I have documented our ongoing battle with potty training here. Not much has changed since I wrote the post back in February. We have good weeks where we silently tell ourselves that we have broken the potty training barrier and then we have weeks (like this week) where he just goes back to square one. We refer to it as potty strike. When potty strike strikes, it feels like the days are an uphill struggle with constant cleaning and clothes changes.
There were several threads social media following the report, with the topic being covered on programmes such as This Morning and Loose Women. In the social media age, everyone has an opinion, mainly basing it purely on their own personal experience. Everyone now has a voice, and it seems so easy to make very generalised statements about people that you have never even met and you have no insight into their life.
A selection of my favourite comments are as follows –
‘My little Maisie did it in a day. I just took her pants off and she just did it. It’s so easy!’*
‘It’s just lazy parenting. Plain and simple’*
‘My little boy was trained day and night by age 2’*
‘Parents nowadays just can’t be bothered. Too busy on their phones’*
‘In my day you couldn’t send them to nursery without being dry. We did it in a week. My Jack was reciting algebra by the time he was 5’**
I eye rolled so many times. I am really glad that little Jack is on track to read physics at Cambridge, and that you have been the perfect parent since he was conceived, but did no one ever tell you that putting other people down doesn’t make you any better?! I am, as are many other parents, raising children not robots and they all develop at different rates at different times.
Now, I have no doubt that in a small number of cases, there is a degree of parental neglect. But sometimes, the ‘the parents are lazy’ statement is a huge generalisation. There are many factors as to why children are later being potty trained now. Mom’s generally go to work now and there may be different childcare arrangements throughout the child’s early years. We generally wait until a child is ready now instead of rushing potty training, And disposables are sometimes mentioned as a contributing factor, as the child doesn’t feel wet when they wee.
I really don’t totally buy in to the ‘this didn’t happen in my day’ school of thought. From a source who shall rename nameless, I have been told of a little boy who attended school in the 60’s. He had poor social skills, poor literacy, lack of concentration. He was dismissed as a ‘naughty boy’ who was regularly hit over the knuckles with a ruler for ‘misbehaviour.’ Anyone with any experience of children by today’s standards would clearly recognise this child possibly suffered with dyslexia, possibly ADHD – who know’s? I am confident that this is probably a story replicated for many people across the UK. My guess is it did happen, but people just didn’t talk about it.

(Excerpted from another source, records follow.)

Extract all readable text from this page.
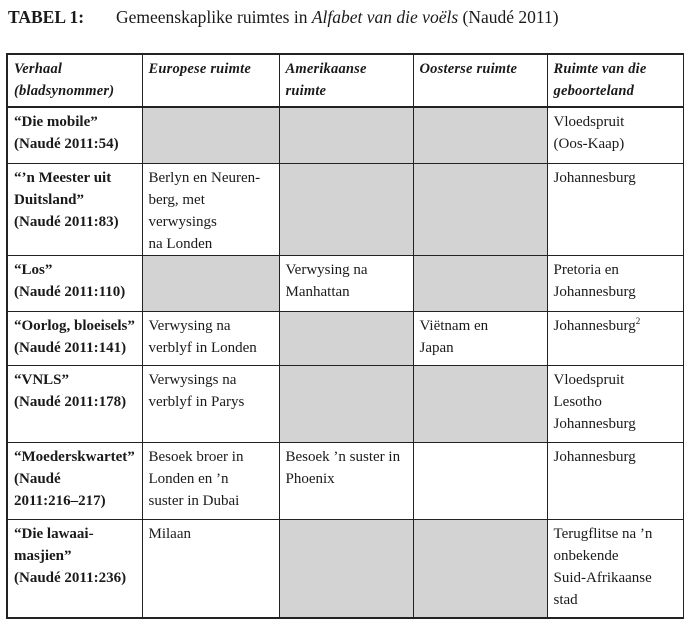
TABEL 1: Gemeenskaplike ruimtes in Alfabet van die voëls (Naudé 2011)
Verhaal
(bladsynommer)	Europese ruimte	Amerikaanse
ruimte	Oosterse ruimte	Ruimte van die
geboorteland
“Die mobile”
(Naudé 2011:54)				Vloedspruit
(Oos-Kaap)
“’n Meester uit
Duitsland”
(Naudé 2011:83)	Berlyn en Neuren-
berg, met verwysings
na Londen			Johannesburg
“Los”
(Naudé 2011:110)		Verwysing na
Manhattan		Pretoria en
Johannesburg
“Oorlog, bloeisels”
(Naudé 2011:141)	Verwysing na
verblyf in Londen		Viëtnam en
Japan	Johannesburg$^2$
“VNLS”
(Naudé 2011:178)	Verwysings na
verblyf in Parys			Vloedspruit
Lesotho
Johannesburg
“Moederskwartet”
(Naudé
2011:216–217)	Besoek broer in
Londen en ’n
suster in Dubai	Besoek ’n suster in
Phoenix		Johannesburg
“Die lawaai-
masjien”
(Naudé 2011:236)	Milaan			Terugflitse na ’n
onbekende
Suid-Afrikaanse
stad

And us? We aren’t lazy. You name it, we’ve tried it. Taking days off work – check. Reward charts – check. Being nice about it – yep. Being cross – several times. Shopping for potty’s – We have a potty in every room, all chosen by the boy in question. Each day out is accompanied with a back pack full of clothes changes ‘just in case’. We feel like going to the toilet has taken over our whole lives some days. Finley starts school in September and the panic is starting to set in. We keep being told that ‘eventually he will get it!’ We are desperately waiting for that day to arrive!
Sometimes it just takes some kids longer. They aren’t robots. We feel stressed enough by the whole thing already. Please don’t makes us feel worse!
*I may have paraphrased and exaggerated these quotes slightly. But you get the jist!
**FYI Jack’s Mom, Finley can count to 100 and spell his own name and that isn’t exaggerated – so there!